According to yesterday’s People Management update: Three quarters of UK workforce unsure what skills their job requires. (You can read it here). The study found that many workers neither know which skills they need for their work, nor how best to improve their skills now and for opportunities in the future. The study size was admittedly small but the confusion described isn’t surprising to me. I would go further and suggest that it is not only that the skills are unclear but, more importantly, the core purpose of roles and what success might look like. This amounts to a misuse of talent and resources. It could be avoided in my view by a clear description of the role as it relates to the purpose and aspiration of the business where the job sits.
Not knowing what you are supposed to be doing, which of your skills is most appreciated and where you are going from here can be demotivating. Worse it can lead to a loss of business performance, turn-over, costs, missed learning and the loss of talent. And if you don’t know, it’s because of one of two things: either the boss hasn’t clearly explained it, or, worse, s/he doesn’t really know.
Enter the Job Description
At the heart of this necessary exchange sits a key communication document: the humble Job Description or, JD. Most commonly in my experience, this important document tends to be pulled out of a drawer when conflicts arise, when a restructure is in the air or a replacement is needed. Often it is overlooked when annual objectives are set and reviewed. Day to day work is allowed to drift from the original phrasing until one day re-reading it comes as a surprise.
It’s odd when companies invest heavily in communication of company strategy and performance for wider marketing purposes, that the the JD, which provides the direct link from the business to the companies “key asset” is often neglected by comparison. A good JD – do not read ‘long’- serves two important functions. First, when enticing talent and developing the teams, it can clarify leadership minds as they work to attract talent from the marketplace. Second it provides a critical basis for managing and supporting the experience of the post-holder. It enables the development of the role and a democratic basis on which assumptions about the role in relation to business performance can be reviewed.
In reality this key document which is used to access our most expensive and complicated resource – people- is often poorly thought through, poorly written and routinely under-used. Within its lines should be the clear rationale for the investment in relation to the realisation of business aims. These must be described in such a way as to make sense to the holder of the JD and their manager. Even the lowest paid workers will cost several thousand pounds and should be part of the business’s success. Regardless of job type, workers have minds and ideas and initiative that can be used to build improvements to the whole business.
List of tasks or inspiring directions?
The JD I was reviewing was turgid. Swollen with details of stuff to do, and with no clarity of how these activities clustered around the core purpose for doing them. Almost certainly there will be omissions. Hence the need for that awful little catch-all sentence: ‘and anything else the manager might reasonably expect’ which I routinely delete. The hapless job holder, assuming one can be found, and their manager will struggle to define and agree the priorities within the role, wasting important start-up time.
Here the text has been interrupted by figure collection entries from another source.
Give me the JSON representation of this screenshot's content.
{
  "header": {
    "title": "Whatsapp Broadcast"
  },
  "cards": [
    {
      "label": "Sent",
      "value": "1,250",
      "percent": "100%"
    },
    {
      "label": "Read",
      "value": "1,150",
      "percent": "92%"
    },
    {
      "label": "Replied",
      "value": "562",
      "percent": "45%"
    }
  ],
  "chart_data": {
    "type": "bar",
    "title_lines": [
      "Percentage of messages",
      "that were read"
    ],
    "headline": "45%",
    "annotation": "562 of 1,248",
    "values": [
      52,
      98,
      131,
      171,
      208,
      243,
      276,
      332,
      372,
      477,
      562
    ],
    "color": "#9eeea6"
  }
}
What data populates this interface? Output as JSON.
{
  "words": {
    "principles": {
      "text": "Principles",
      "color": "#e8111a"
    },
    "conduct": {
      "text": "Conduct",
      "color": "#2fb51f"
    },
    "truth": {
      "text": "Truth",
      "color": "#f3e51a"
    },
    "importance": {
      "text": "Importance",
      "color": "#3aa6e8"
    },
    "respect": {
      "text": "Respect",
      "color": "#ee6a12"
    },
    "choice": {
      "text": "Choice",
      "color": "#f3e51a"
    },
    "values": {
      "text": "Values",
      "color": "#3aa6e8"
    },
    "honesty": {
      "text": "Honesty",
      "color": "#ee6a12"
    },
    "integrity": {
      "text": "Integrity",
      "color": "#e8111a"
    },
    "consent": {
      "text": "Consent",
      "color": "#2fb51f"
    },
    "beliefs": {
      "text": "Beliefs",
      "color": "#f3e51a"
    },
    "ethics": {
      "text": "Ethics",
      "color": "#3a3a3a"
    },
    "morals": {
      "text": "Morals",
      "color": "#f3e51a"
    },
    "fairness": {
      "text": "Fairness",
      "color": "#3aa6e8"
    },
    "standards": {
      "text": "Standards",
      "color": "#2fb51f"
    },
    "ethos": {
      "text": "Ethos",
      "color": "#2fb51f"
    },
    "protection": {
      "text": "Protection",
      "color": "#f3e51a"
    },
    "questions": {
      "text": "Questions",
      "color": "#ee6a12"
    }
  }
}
More importantly, if a job holder is held to account on a set of activities the opportunity for discussion on innovation, inventiveness, feedback and change is much harder than against higher level outcomes.
A further study, CIPD research published in October 2018 found almost half of UK workers reported being mismatched to their roles, with 37 per cent over-skilled and 12 per cent under-skilled. Better work on this key building block could reduce the pain and cost associated with these mis-matches.